Good luck with that, T.
Then Atevia gave his own report. He was fluent,
damn
him.
When the slow one asked him to translate a word, Atevia did so by using other Braxian vocabulary, which was apparently helpful enough for the other man—though not for Teia.
Yet another man spoke, and Teia heard the rumble of the voice distorter. Given how the others deferred to him, she guessed that could only be the Old Man of the Desert himself. He spoke the longest, with frequent questions for and from all of them, but Teia understood none of it except one instance of the word ‘black powder’ in a sentence otherwise unintelligible.
Apparently old Braxian had no word for that.
Wonderful.
Fragmentary as it was, she’d heard ‘black powder,’ ‘bane,’ and ‘gates.’ That, and the instructions that the faithful prepare themselves and bring their weapons.
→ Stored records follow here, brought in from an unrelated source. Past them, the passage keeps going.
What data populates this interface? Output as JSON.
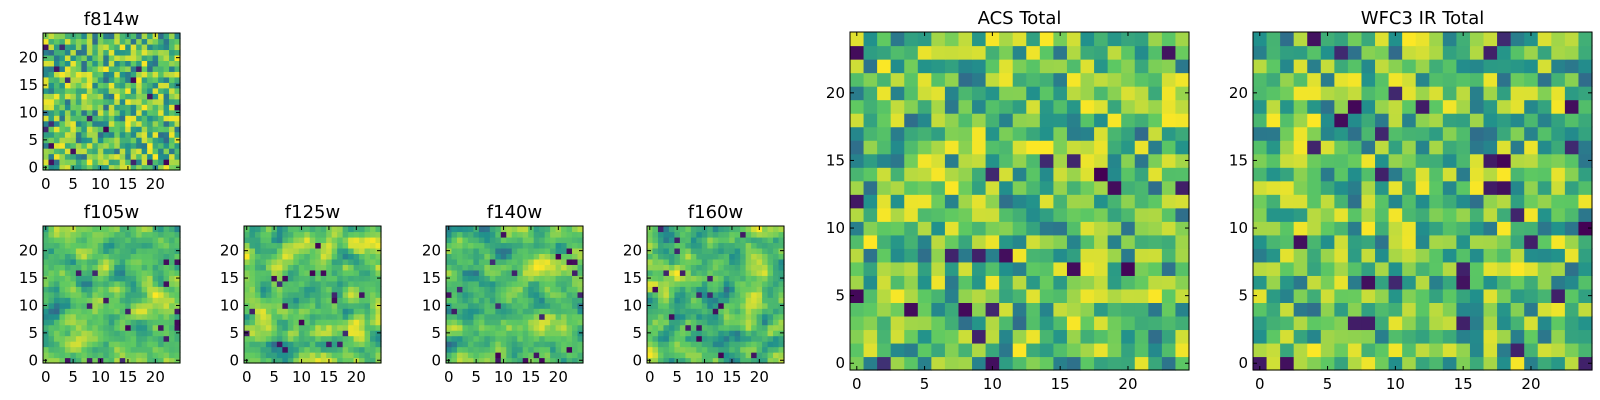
{
  "colormap": {
    "name": "viridis",
    "stops": [
      "#440154",
      "#3b528b",
      "#21918c",
      "#5ec962",
      "#fde725"
    ]
  },
  "chart_data": [
    {
      "id": "f814w",
      "type": "heatmap",
      "title": "f814w",
      "n": 25,
      "seed": 814,
      "smooth": 0,
      "xticks": [
        0,
        5,
        10,
        15,
        20
      ],
      "yticks": [
        0,
        5,
        10,
        15,
        20
      ],
      "xlim": [
        -0.5,
        24.5
      ],
      "ylim": [
        -0.5,
        24.5
      ],
      "vrange": [
        0,
        1
      ]
    },
    {
      "id": "f105w",
      "type": "heatmap",
      "title": "f105w",
      "n": 25,
      "seed": 105,
      "smooth": 1,
      "xticks": [
        0,
        5,
        10,
        15,
        20
      ],
      "yticks": [
        0,
        5,
        10,
        15,
        20
      ],
      "xlim": [
        -0.5,
        24.5
      ],
      "ylim": [
        -0.5,
        24.5
      ],
      "vrange": [
        0,
        1
      ]
    },
    {
      "id": "f125w",
      "type": "heatmap",
      "title": "f125w",
      "n": 25,
      "seed": 125,
      "smooth": 1,
      "xticks": [
        0,
        5,
        10,
        15,
        20
      ],
      "yticks": [
        0,
        5,
        10,
        15,
        20
      ],
      "xlim": [
        -0.5,
        24.5
      ],
      "ylim": [
        -0.5,
        24.5
      ],
      "vrange": [
        0,
        1
      ]
    },
    {
      "id": "f140w",
      "type": "heatmap",
      "title": "f140w",
      "n": 25,
      "seed": 140,
      "smooth": 1,
      "xticks": [
        0,
        5,
        10,
        15,
        20
      ],
      "yticks": [
        0,
        5,
        10,
        15,
        20
      ],
      "xlim": [
        -0.5,
        24.5
      ],
      "ylim": [
        -0.5,
        24.5
      ],
      "vrange": [
        0,
        1
      ]
    },
    {
      "id": "f160w",
      "type": "heatmap",
      "title": "f160w",
      "n": 25,
      "seed": 160,
      "smooth": 1,
      "xticks": [
        0,
        5,
        10,
        15,
        20
      ],
      "yticks": [
        0,
        5,
        10,
        15,
        20
      ],
      "xlim": [
        -0.5,
        24.5
      ],
      "ylim": [
        -0.5,
        24.5
      ],
      "vrange": [
        0,
        1
      ]
    },
    {
      "id": "acs_total",
      "type": "heatmap",
      "title": "ACS Total",
      "n": 25,
      "seed": 1001,
      "smooth": 0,
      "xticks": [
        0,
        5,
        10,
        15,
        20
      ],
      "yticks": [
        0,
        5,
        10,
        15,
        20
      ],
      "xlim": [
        -0.5,
        24.5
      ],
      "ylim": [
        -0.5,
        24.5
      ],
      "vrange": [
        0,
        1
      ]
    },
    {
      "id": "wfc3_ir_total",
      "type": "heatmap",
      "title": "WFC3 IR Total",
      "n": 25,
      "seed": 2002,
      "smooth": 0,
      "xticks": [
        0,
        5,
        10,
        15,
        20
      ],
      "yticks": [
        0,
        5,
        10,
        15,
        20
      ],
      "xlim": [
        -0.5,
        24.5
      ],
      "ylim": [
        -0.5,
        24.5
      ],
      "vrange": [
        0,
        1
      ]
    }
  ]
}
When wasn’t clear. To the Feast? After the Feast? Halfcock had said they had a plan, but what was it?
She’d been assuming the entire reason for the meeting was all last-second preparations for the Feast tomorrow night.
The least fluent one began his report. He had a nasal baritone, and he quickly gave up. “I’m sorry, I’m working on it, but by the Diakoptês, having to puzzle out how to actually speak Braxian from old scrolls? And it’s not like I have any chances to practice with anyone. I can’ t—”
“Enough, proceed,” the Old Man said.
Teia could hardly pay attention to him, though. From the lack of tension and the lapsing out of Braxian, it was clear that the more sensitive part of the meeting was finished. From here, she could tail one of the others, and from learning his identity, eventually reveal one additional congregation from that one additional priest. But if she were lucky, she could follow the Old Man of the Desert himself.
“There’s a problem with the, the
abad el shams
. Shit, that’s not right . . . the poppies. We have none.” Oh, that was it! This priest had sounded familiar. He was the one with the haze smoker’s harsh voice who’d ordered Teia to strip when they’d initiated her into the Order.
That bastard.
“
Ezay deh?
” the Old Man demanded.
“The Chromeria’s been buying them up for medical supplies. One of our regular sources admitted that he’d guessed we wouldn’t pay him as much as the Chromeria would, and he was too afraid to try to charge us more, so he sold all he had to them. He is willing to procure toad caps for us, though.”